Sua proposta é mais que desenvolver opções para a mulher urbana. As peças são classudas, confortáveis, versáteis e com caimento perfeito sem que isso signifique roupas de "tiazinha". Cores e silhuetas contemporâneas trazem frescor e a informação de moda necessária, enquanto calças com cintura no lugar, pernas retas e tecido elástico dão aquela sensação de alívio "como veste bem".

"A Lita Mortari surgiu de uma necessidade minha de poder trabalhar e criar meus filhos ao mesmo tempo. Por isso, nosso olhar está em sintonia com as executivas e as empreendedoras, mas sempre com uma linguagem feminina. Nunca aderi às ombreiras gigantes", explica Eliana, que hoje tem uma equipe jovem para auxiliá-la, como a filha Bianca, no marketing, a nora Fernanda Youssef, no estilo, e o filho Guilherme, nas finanças.

Entre 2006 e 2009, a empresa passou por dificuldades, a dissolução da sociedade (Li vem de Eliana e Ta, da prima Tânia), a recuperação judicial e a redução do número de lojas.
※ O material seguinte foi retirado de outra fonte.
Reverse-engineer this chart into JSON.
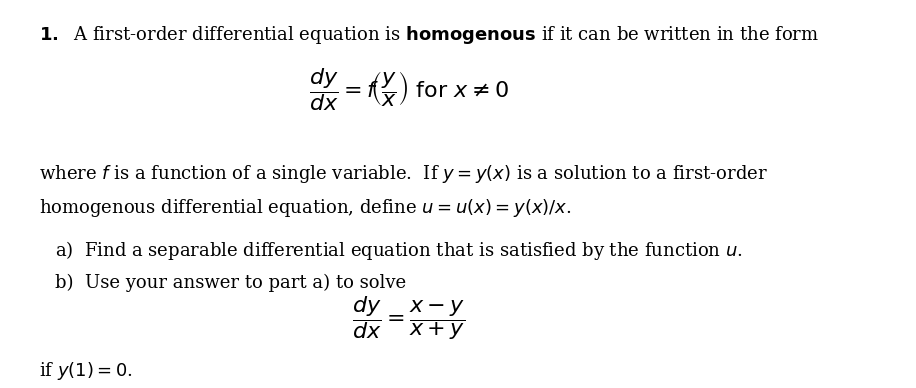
{
  "background_color": "#ffffff",
  "fig_width": 9.16,
  "fig_height": 3.88,
  "line1": "\\textbf{1.} A first-order differential equation is \\textbf{homogenous} if it can be written in the form",
  "eq1": "\\dfrac{dy}{dx} = f\\!\\left(\\dfrac{y}{x}\\right) \\text{ for } x \\neq 0",
  "line2": "where $f$ is a function of a single variable.  If $y = y(x)$ is a solution to a first-order",
  "line3": "homogenous differential equation, define $u = u(x) = y(x)/x$.",
  "line4a": "a)  Find a separable differential equation that is satisfied by the function $u$.",
  "line4b": "b)  Use your answer to part a) to solve",
  "eq2": "\\dfrac{dy}{dx} = \\dfrac{x-y}{x+y}",
  "line5": "if $y(1) = 0$."
}
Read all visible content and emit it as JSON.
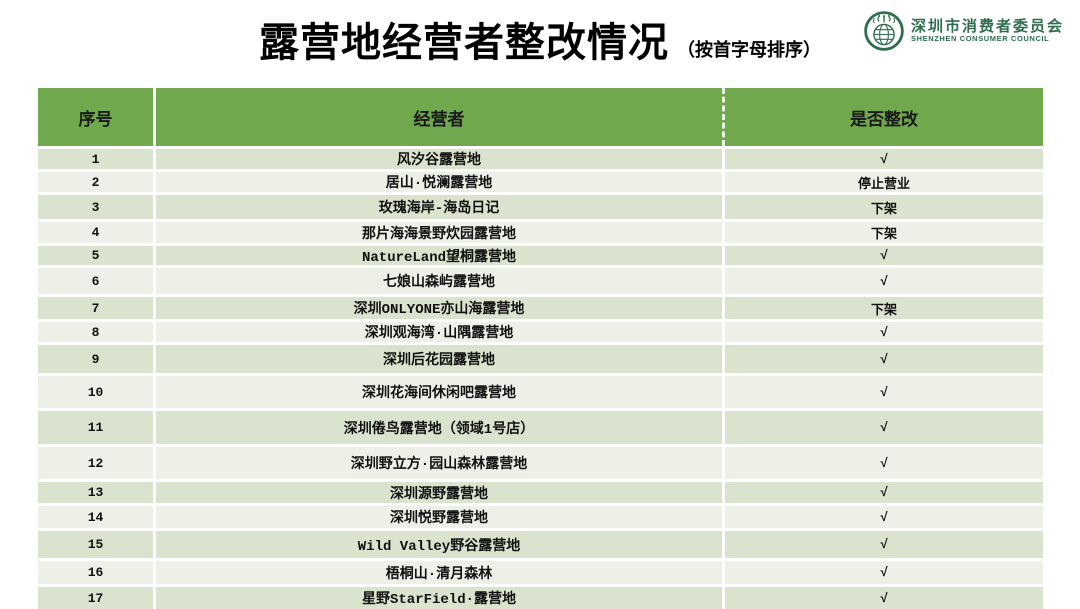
{
  "page": {
    "title": "露营地经营者整改情况",
    "subtitle": "（按首字母排序）"
  },
  "logo": {
    "icon": "consumer-council-emblem",
    "org_name_cn": "深圳市消费者委员会",
    "org_name_en": "SHENZHEN CONSUMER COUNCIL",
    "color": "#2e6e4e"
  },
  "table": {
    "columns": [
      "序号",
      "经营者",
      "是否整改"
    ],
    "header_bg": "#70a84d",
    "row_bg_odd": "#d9e3cd",
    "row_bg_even": "#ecf0e7",
    "rows": [
      {
        "no": "1",
        "operator": "风汐谷露营地",
        "status": "√"
      },
      {
        "no": "2",
        "operator": "居山·悦澜露营地",
        "status": "停止营业"
      },
      {
        "no": "3",
        "operator": "玫瑰海岸-海岛日记",
        "status": "下架"
      },
      {
        "no": "4",
        "operator": "那片海海景野炊园露营地",
        "status": "下架"
      },
      {
        "no": "5",
        "operator": "NatureLand望桐露营地",
        "status": "√"
      },
      {
        "no": "6",
        "operator": "七娘山森屿露营地",
        "status": "√"
      },
      {
        "no": "7",
        "operator": "深圳ONLYONE亦山海露营地",
        "status": "下架"
      },
      {
        "no": "8",
        "operator": "深圳观海湾·山隅露营地",
        "status": "√"
      },
      {
        "no": "9",
        "operator": "深圳后花园露营地",
        "status": "√"
      },
      {
        "no": "10",
        "operator": "深圳花海间休闲吧露营地",
        "status": "√"
      },
      {
        "no": "11",
        "operator": "深圳倦鸟露营地（领域1号店）",
        "status": "√"
      },
      {
        "no": "12",
        "operator": "深圳野立方·园山森林露营地",
        "status": "√"
      },
      {
        "no": "13",
        "operator": "深圳源野露营地",
        "status": "√"
      },
      {
        "no": "14",
        "operator": "深圳悦野露营地",
        "status": "√"
      },
      {
        "no": "15",
        "operator": "Wild Valley野谷露营地",
        "status": "√"
      },
      {
        "no": "16",
        "operator": "梧桐山·清月森林",
        "status": "√"
      },
      {
        "no": "17",
        "operator": "星野StarField·露营地",
        "status": "√"
      }
    ]
  }
}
Mas foi preciso o chacoalhão para que a marca fosse em busca de seu lugar dentro do mundo do luxo. Além da retomada da vocação e do estilo, Eliana também cuidou dos custos. Ela importava 90% dos tecidos da Europa. Hoje, esse percentual caiu para 50%.

"Tinha receio de não encontrar qualidade por aqui. Também desenvolvi fornecedores de muita qualidade em países como o Peru, que tem uma alpaca de altíssimo padrão." A empresa terceirizou ainda várias etapas da produção. "Se não tivesse feito isso, minhas peças custariam 30% a mais." Hoje, seus preços começam em R$ 400 e o tíquete médio é de R$ 1,5 mil.

Com a casa arrumada, Bianca pode oxigenar a comunicação. Hoje, por exemplo, a marca vai reunir as designers peruanas Meche Correa, Sumy Kujon, Kyara Macchiavelo e Gretel Gonzales, que foram parceiros na nova coleção, num evento para clientes. Mas a ideia é criar cada vez mais canais de conexão com a consumidora, como, por exemplo, oferecer cursos que tenham impacto na rotina, do tipo "como desvendar as funções de seu celular".

Com os brasileiros gastando R$ 4 bilhões em roupas no exterior, segundo dados da Abvtex, e as fast-fashions internacionais redefinindo quanto vale a moda por aqui, muitas marcas locais minguam em resultado e relevância. Não há mais espaço para amadorismo. E é preciso coragem para reescrever a própria história.